3. **path**: Required - The object storage location to store the dataset
4. **write_options**: Required - Options to write the files including: 
   1. ***partitions*** : Allows to specify which columns to use to split the dataset.
   2. ***compression_codec***: Allow to specify the compression codec (None, snappy, sz4, brotli, gzip, zstd)
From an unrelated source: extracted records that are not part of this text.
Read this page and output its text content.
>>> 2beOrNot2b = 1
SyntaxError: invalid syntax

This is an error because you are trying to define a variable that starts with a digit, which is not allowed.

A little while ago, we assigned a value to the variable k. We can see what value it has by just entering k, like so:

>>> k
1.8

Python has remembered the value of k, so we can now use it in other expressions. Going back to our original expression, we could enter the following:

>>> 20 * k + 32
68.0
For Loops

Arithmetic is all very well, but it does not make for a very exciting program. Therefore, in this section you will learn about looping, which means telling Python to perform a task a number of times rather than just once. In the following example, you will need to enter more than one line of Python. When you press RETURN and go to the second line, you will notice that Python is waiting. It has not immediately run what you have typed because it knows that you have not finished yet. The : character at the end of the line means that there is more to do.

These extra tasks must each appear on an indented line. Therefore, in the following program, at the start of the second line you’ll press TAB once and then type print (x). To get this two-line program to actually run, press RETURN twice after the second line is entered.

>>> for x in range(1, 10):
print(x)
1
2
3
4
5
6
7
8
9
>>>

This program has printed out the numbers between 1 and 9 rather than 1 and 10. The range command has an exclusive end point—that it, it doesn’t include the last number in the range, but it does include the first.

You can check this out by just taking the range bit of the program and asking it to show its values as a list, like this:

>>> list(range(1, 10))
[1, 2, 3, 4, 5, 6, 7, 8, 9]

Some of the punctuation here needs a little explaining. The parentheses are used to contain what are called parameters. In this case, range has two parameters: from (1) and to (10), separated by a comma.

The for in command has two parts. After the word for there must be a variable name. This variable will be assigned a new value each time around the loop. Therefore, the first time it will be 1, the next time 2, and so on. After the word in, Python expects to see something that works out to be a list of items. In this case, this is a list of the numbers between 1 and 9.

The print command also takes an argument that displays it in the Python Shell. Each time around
   3. ***existing_data_behavior***:  Allows to specify how to handle data that already exists in the destination.

``` python
# Example writing parquet
gcsfs_object_storage.write(
                    table=table,
                    file_format="parquet",
                    path=path,
                    write_options=ParquetWriteOptions(
                        partitions=["col1", "col2", ...],
                        compression_codec="snappy",
                        existing_data_behavior="overwrite_or_ignore") # 'error', 'overwrite_or_ignore', 'delete_matching'
                    )
                    
# Example writing deltalake
gcsfs_object_storage.write(
                    table=table,
                    file_format="deltalake",
                    path=path,
                    write_options=DeltaLakeWriteOptions(
                        partitions=["col1", "col2", ...],
                        compression_codec="snappy",
                        existing_data_behavior="overwrite") # 'error', 'append', 'overwrite', 'ignore'
                    )
```

# Contributing
The Cloud Arrow library welcomes contributors from all developers, regardless of your experience or programming background.
If you find a bug, send a [pull request](https://github.com/a24lorie/PyACL/pulls) and we'll discuss things. If you are not familiar with "***pull request***" term I recommend reading the following [article](https://yangsu.github.io/pull-request-tutorial/) for better understanding
We value kind communication and building a productive, friendly environment for maximum collaboration and fun.